I have been married 12 years with 4 children, 11, 9, 7, and 5. No affairs on either end, no EA either. Thank God.
. So far no real hiccups except one where I had to work a month of 12 hour days straight, right before Christmas two years ago. The final week, she told me she didn't love me and wanted out.
As per the typical reaction, I was shocked, hurt, and dumbfounded. The next day she said she was sorry and never meant any of it. She said she was only mad and hurt that she had to handle the kids and Christmas shopping by herself and was at the breaking point. At first I was (sort of) relieved that she was only furious at me working that much OT at that time(mandatory OT also), and nothing more than that.
At this moment I still do not believe her 100%completely, but her actions and story has not changed in that time either.
Since then we have gotten past that and have had a good marriage. Gone on dates again finally, once a month, ( its hell finding a babysitter for 4 young kids), and now have Monday afternoons by ourselves. We got out to new restaurants and just do the things we did back when we dated. Some days we make a whole afternoon of doing new things, sometimes we just do what we did when we dated, the point being its just us being together and having one on one time. We are enjoying this time immensely as we have not had this time in a number of years. She has just discovered she loves sushi in this new time, and we have been exploring this new world together. Its wonderful.

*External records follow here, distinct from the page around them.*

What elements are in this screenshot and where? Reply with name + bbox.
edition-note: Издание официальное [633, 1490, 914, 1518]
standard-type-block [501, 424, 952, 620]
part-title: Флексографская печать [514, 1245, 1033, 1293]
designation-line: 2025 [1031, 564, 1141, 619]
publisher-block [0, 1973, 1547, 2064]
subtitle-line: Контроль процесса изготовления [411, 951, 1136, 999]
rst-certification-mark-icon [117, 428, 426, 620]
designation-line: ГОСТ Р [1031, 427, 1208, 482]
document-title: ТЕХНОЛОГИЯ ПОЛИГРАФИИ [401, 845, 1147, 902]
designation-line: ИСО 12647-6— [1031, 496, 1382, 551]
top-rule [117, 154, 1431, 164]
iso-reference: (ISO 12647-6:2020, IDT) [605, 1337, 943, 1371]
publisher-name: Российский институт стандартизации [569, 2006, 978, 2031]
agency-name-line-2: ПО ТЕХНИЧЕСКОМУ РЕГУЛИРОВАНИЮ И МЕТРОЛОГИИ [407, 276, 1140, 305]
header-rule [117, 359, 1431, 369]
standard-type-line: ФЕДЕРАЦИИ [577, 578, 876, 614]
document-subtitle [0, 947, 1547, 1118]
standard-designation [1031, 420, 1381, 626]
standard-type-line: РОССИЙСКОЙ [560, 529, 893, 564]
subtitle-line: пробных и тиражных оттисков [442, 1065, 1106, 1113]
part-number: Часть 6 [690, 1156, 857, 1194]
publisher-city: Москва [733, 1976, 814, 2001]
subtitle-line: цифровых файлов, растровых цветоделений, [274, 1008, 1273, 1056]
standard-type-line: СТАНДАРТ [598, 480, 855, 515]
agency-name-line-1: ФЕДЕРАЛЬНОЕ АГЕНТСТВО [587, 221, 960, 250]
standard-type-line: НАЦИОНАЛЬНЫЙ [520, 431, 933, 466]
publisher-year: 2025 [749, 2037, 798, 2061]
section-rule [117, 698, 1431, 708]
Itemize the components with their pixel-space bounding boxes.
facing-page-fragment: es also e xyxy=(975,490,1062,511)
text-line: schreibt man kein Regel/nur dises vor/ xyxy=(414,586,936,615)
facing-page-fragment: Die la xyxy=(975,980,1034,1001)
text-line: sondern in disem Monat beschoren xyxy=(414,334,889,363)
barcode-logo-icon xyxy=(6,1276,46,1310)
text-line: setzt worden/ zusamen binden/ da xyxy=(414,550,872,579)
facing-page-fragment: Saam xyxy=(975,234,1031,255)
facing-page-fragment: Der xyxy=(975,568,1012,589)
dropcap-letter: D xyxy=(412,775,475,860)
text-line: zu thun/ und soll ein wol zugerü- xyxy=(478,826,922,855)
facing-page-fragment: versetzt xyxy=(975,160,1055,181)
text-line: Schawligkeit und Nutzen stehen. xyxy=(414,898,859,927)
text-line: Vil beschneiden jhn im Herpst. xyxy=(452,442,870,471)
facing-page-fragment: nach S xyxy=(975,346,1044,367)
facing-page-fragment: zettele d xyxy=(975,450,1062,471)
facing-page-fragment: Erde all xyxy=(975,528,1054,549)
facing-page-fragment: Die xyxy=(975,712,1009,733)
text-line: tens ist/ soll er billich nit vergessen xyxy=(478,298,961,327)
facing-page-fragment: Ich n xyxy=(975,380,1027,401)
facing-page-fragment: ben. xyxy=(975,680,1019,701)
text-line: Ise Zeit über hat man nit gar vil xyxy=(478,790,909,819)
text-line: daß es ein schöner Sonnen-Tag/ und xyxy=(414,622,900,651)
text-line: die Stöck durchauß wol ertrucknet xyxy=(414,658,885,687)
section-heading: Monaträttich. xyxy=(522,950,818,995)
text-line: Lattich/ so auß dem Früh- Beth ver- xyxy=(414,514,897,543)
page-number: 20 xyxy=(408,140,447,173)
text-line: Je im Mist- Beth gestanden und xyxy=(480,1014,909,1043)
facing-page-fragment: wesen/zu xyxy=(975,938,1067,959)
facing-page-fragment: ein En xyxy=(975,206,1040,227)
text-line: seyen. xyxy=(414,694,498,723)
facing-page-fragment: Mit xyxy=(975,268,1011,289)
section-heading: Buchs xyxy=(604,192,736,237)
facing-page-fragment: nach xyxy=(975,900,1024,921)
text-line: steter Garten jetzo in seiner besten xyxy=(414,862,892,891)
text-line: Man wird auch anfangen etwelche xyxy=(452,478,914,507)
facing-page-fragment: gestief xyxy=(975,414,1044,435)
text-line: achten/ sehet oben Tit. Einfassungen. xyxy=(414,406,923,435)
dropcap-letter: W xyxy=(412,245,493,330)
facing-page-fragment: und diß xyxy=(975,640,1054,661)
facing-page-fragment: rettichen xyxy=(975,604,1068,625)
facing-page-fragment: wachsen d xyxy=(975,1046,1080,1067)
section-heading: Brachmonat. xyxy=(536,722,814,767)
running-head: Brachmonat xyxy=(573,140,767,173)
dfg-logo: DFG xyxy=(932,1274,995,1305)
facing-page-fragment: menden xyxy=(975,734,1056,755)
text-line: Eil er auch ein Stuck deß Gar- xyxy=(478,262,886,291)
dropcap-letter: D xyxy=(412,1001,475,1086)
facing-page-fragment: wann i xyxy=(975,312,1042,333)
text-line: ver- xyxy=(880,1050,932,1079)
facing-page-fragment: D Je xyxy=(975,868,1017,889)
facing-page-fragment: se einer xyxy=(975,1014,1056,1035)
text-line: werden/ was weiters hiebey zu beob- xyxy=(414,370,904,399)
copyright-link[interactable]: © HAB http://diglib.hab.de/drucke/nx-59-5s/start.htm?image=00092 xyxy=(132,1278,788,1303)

I came from a household of old fashioned values. Think Duck Dynasty here, without the COMPLETE ******* lol. My father was beyond Alpha Male, and my mother was a doting mother. I carried those values and behaviors into our marriage and feel it has served us well.
My wife came from a broken home, her grandmother raised her from a young age and is actually quite cold. I joke around and say she was the grandmother from the book Flowers in The Attic lol, my wife agrees most of the time. She does not like to touch hardly ever, never has, and I attribute that to her cold childhood. I am the one who usually reaches out to hold her hand, touch the small of her back, or curl up next to her in bed.
I have been on 3rd shift for the past 7 years, and have noticed a trend of changing behavior in her and I. With the kids ages, homework, and sporting activities, and me getting slightly older, working a high stress job, the time we do spend together is great, but the intimacy is almost slim to none. Maybe once a month. And what I mean by intimacy is where she gets into it, reciprocates sexually and emotionally. If I ask, its usually a 50/50 chance of being turned down. Despite that we usually have sex on average 2 to 3 times a week, a bad week maybe once. Usually its just duty booty, but hey, giving the situation with the kids and the shift I work, I will take what I can right now without complaining too much.
And before I get hammered here...keep in mind maybe the saying you cant see the forest through the trees is a perfect fit here, and maybe Im not seeing the bark on the trees either :scratchhead: I just feel a little lost, scared, and quite honestly panicky sometimes when the intimacy is not there for long periods of time.
I started to notice a change in myself too. I started to turn into the 'nice guy'. Smothering her and basically chasing her away. I did not see it in me at all, until I did a google search and found this website and realized just what the heck I was doing...
I took a long hard look in the mirror and did not like the reflection at all. I read NMMNG and have started subtle changes in myself. Most importantly the 180
It worked quite well, having her reach out to me 3 days in a row and initiate. I was amazed how well it works. :smthumbup:
I have always been Alpha, at work, play, but I seen the changes in myself and wanted to fix me before everything went past the breaking point.
The 180 is a wonderful start I have been trying to keep it in perspective too, it has been 5 days since she reached out to me, but it is a beginning. Baby steps...
I have been wondering how many people on the site work off shifts? Tips? Advice on anything you can come up with? Intimacy? Kids? What have you. How you handle the daily stresses of marriage, and the bumps along the way. How have your marriages been, success stories and the disaster stories too.
I know its long winded and all over the place so please, please bear with me. Im new at this.